GSA Connects 2022 meeting in Denver, Colorado

Paper No. 94-5
Presentation Time: 9:00 AM-1:00 PM

INTEGRATING LIDAR, AEROMAGNETIC, AND FIELD DATA TO IDENTIFY STRUCTURAL-LITHOLOGIC DOMAINS WITHIN THE ARCHEAN CARNEY LAKE GNEISS


GANNON, Ian and DEGRAFF, James, Geological & Mining Engineering & Sciences, Michigan Technological University, 1400 Townsend Drive, Houghton, MI 49931

The Archean Carney Lake Gneiss (2.7-3.8 Ga) in Dickinson County, Michigan is a complex suite of rocks on the southern edge of the Superior Craton, surrounded on three sides by Paleoproterozoic passive-margin sedimentary rocks and covered to the east by Paleozoic sandstone of the Michigan Basin. The Archean and Paleoproterozoic rocks were deformed and intruded during the ~1.85 Ga Penokean Orogeny and, to a lesser extent, during later Yavapai and Mazatzal orogenies. Geologists in the 1950s to 1960s described the Carney Lake Gneiss (CLG) as a granitic gneiss with three facies related to relative abundance of potassium feldspar and plagioclase—red, gray, and composite.
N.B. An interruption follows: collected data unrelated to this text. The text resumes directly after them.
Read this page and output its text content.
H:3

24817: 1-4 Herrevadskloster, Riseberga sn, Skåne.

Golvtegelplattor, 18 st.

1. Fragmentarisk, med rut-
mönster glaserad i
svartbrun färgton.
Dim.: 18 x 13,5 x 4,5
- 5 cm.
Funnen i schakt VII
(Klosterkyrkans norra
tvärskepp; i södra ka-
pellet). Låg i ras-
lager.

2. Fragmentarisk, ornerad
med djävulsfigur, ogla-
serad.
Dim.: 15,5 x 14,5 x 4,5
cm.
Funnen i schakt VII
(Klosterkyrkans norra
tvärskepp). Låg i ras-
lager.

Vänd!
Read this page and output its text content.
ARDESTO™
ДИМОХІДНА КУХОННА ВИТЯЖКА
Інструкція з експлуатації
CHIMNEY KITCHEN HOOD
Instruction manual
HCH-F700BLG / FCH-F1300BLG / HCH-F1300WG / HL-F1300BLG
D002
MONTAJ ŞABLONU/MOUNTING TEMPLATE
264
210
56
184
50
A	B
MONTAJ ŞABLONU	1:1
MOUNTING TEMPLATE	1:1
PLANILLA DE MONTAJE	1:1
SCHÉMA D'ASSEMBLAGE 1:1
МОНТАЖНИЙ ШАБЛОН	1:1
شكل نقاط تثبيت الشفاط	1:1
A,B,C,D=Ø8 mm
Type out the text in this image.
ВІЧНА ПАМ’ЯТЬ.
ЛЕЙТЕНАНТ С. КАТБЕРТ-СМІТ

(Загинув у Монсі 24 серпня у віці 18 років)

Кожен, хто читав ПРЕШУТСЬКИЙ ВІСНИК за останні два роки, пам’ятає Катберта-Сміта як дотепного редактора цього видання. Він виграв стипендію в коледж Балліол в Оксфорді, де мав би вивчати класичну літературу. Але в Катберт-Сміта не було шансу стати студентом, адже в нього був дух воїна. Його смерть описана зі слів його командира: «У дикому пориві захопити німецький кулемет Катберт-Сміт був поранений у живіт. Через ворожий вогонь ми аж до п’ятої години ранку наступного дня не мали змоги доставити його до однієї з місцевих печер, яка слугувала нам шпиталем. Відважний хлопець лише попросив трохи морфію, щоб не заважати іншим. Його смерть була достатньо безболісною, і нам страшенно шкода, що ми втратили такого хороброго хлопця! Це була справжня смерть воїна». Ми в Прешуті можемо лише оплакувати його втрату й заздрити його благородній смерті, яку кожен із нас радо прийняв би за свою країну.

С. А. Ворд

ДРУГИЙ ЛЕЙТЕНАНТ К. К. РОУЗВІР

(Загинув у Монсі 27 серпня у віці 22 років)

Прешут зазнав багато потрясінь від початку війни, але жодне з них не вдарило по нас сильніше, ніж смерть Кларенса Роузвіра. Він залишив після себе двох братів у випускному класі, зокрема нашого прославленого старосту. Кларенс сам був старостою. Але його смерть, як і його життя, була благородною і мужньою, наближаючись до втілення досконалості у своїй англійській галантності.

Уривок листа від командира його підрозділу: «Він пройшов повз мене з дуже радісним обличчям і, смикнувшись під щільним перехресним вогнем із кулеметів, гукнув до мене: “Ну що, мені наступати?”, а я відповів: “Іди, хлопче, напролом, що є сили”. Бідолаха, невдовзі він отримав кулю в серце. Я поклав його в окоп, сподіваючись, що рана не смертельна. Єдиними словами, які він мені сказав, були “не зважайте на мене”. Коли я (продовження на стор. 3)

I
Composite gneiss was interpreted to be the more widespread facies and to result from mixing of gray and red gneiss. Remapping and reinterpretation of the area in the context of critical mineral potential is overdue and made difficult by limited access and dense forest and brush that obscure outcrops. Ground mapping has been greatly facilitated by using phone apps with georegistered bedrock geology maps to navigate to desired locations, LiDAR to identify potential outcrops in dense forest and brush, and differential GPS devices to locate field sites with submeter accuracy.

As a further aid to ground mapping, LiDAR and aeromagnetic data are being used in a broader sense. These recently acquired data exhibit variable textures, patterns, and boundaries that likely reflect lithology and structure within the CLG observed in the field. Lineament analysis using 1-meter LiDAR data defines at least 12 morphologic domains, based on orientation and number of lineaments, as well as major topographic boundaries that are likely structurally controlled. Some lineament sets and boundaries defined with LiDAR are expressed in the aeromagnetic data as anomalies that coincide with major lineament trends. While these lineaments often relate to features such as bedding, joints, and faults, their significance and reliability as geologic indicators needs to be further assessed with ongoing field data collection. By integrating robust field observations, aeromagnetic data, and LiDAR, we hope to better differentiate Carney Lake Gneiss into lithologic and structural domains, improve ground mapping, and improve our understanding of the geologic history of this complex terrane.